In his 35 years of playing a turkey weekend show, he has never done one on Black Friday. He mostly has performed on Monday.
Kottke’s longtime manager “doesn’t like playing on Mondays,” the guitarist said. “As a promoter, it’s just impossible to sell tickets.”
But Black Friday?
“It won’t be like competing with the Super Bowl,” Kottke observed. “But it might be close.”
And he has never headlined at the Fitzgerald Theater in St. Paul, where he will do so on Friday, although he has performed in the theater as part of Garrison Keillor’s “A Prairie Home Companion.”
“It is the most nerve-racking thing I do,” he said of Keillor’s live radio show. “It’s like catching a moving train. Garrison will throw you a curve. The last one I did he gave me a long set of stanzas and he wanted me to put it to music and sing it. And I couldn’t scan the stanzas. In the end, it worked out.”
Having a conversation with Kottke is a lot like experiencing him in concert. You don’t know what’s coming next — and neither does he. It could be something about his music, a person he met in his travels or an odd factoid gleaned from books he has read. Oftentimes he’ll manage to tickle your funny bone with a wicked one-liner.
Kottke, 70, doesn’t like to be predictable. He likes performing without a net.
“If I ever eliminate the risk of falling flat on my face, I’ll lose all,” he said. “So I kind of have to befriend terror.”
Thus, he never prepares a set list for a concert. He does try to choose an opening song about a half-hour before showtime but often changes it as he walks to the stage. After the opening number, he wings it, which is pretty much how he approaches life.
“I don’t have a routine. It’s something I’d like to [have]. I’m told the human body prefers predictability. One of my big routines to keep my mind intact is to try to remember what I had for breakfast,” he said over lunch recently in downtown Minneapolis.
Um, he couldn’t remember.
Even though he doesn’t have a routine, he does have rules.
No visitors backstage before the show. He needs to get into a zone and sometimes prefers to sit in darkness.
He has two rules of do’s: Perform some songs with vocals (“I enjoy them a lot more now than I ever have”) and play some slide guitar.
And he has two rules of don’ts: Don’t talk politics onstage and don’t play unrecorded songs in concert.
In 2008, he performed a new, unrecorded song called “Ants” in concert, and it ended up on YouTube.
“It was the first or second time I played it, and it’s not done at that point,” said Kottke, whose last album was 2005’s “Sixty Six Steps” with Mike Gordon, Phish’s bassist. “It’s a work in progress. So I don’t play it. I will once I get it recorded.”
So is he doing a new album?
“I don’t like recording, but I’ve got to do it so I can play the new stuff onstage,” he said.

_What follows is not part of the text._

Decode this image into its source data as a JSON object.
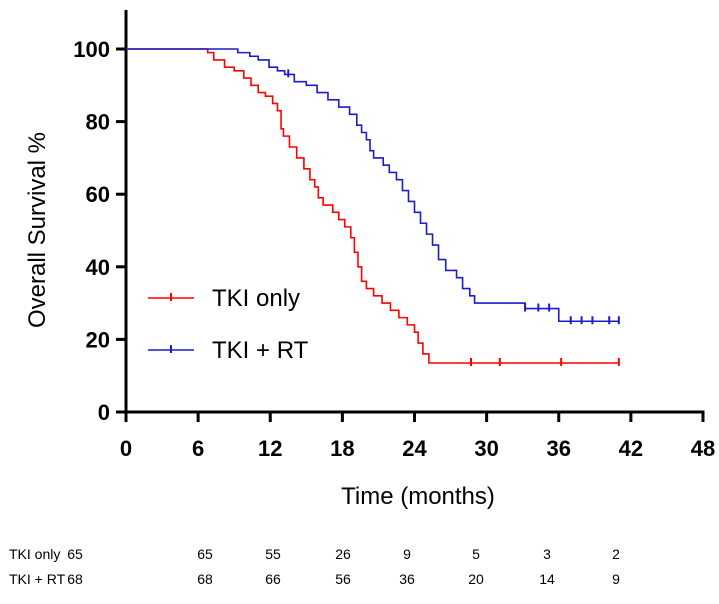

Kottke has written 14 songs. “That’s a lot more than I usually have,” he said. “I’m actually writing a lot of vocals now. They come in bunches, but they don’t come as often as instrumentals.”
Phishing for new album
Kottke is talking about recording again with Gordon — and possibly Phish drummer Jon Fishman and drummer Brian Blade. But no sessions are scheduled — and Kottke doesn’t have a recording contract.
Kottke did fewer concerts than usual in 2015 in order to record and “to see what it’s like.”
“This month, I’m working only four or five nights — and three of them are in Seattle,” said Kottke, who typically drives himself to all his gigs.
Maybe the biggest difference in Kottke’s life is a move to a downtown Minneapolis apartment a few years ago after decades in Wayzata, where he used to tinker with cars and engines in his garage. With no room for tinkering, he reads instead. Voraciously.
Among his recent books are a Stalin biography by Stephen Kotkin and fiction by Joy Williams.
And, of course, with Kottke, there’s always a back story.
“I wasn’t allowed to read as a kid,” he recalled. “If my folks caught me reading, they had a code word: ‘Go outside and get some fresh air.’ They’d make me close the book and leave the house. That’s how I read ‘Huckleberry Finn.’ I’d sneak the book out of the house and sit in some vacant lot in Cheyenne [Wyoming] where the weeds were taller than I was and read.
“So I now have more books than I can handle.”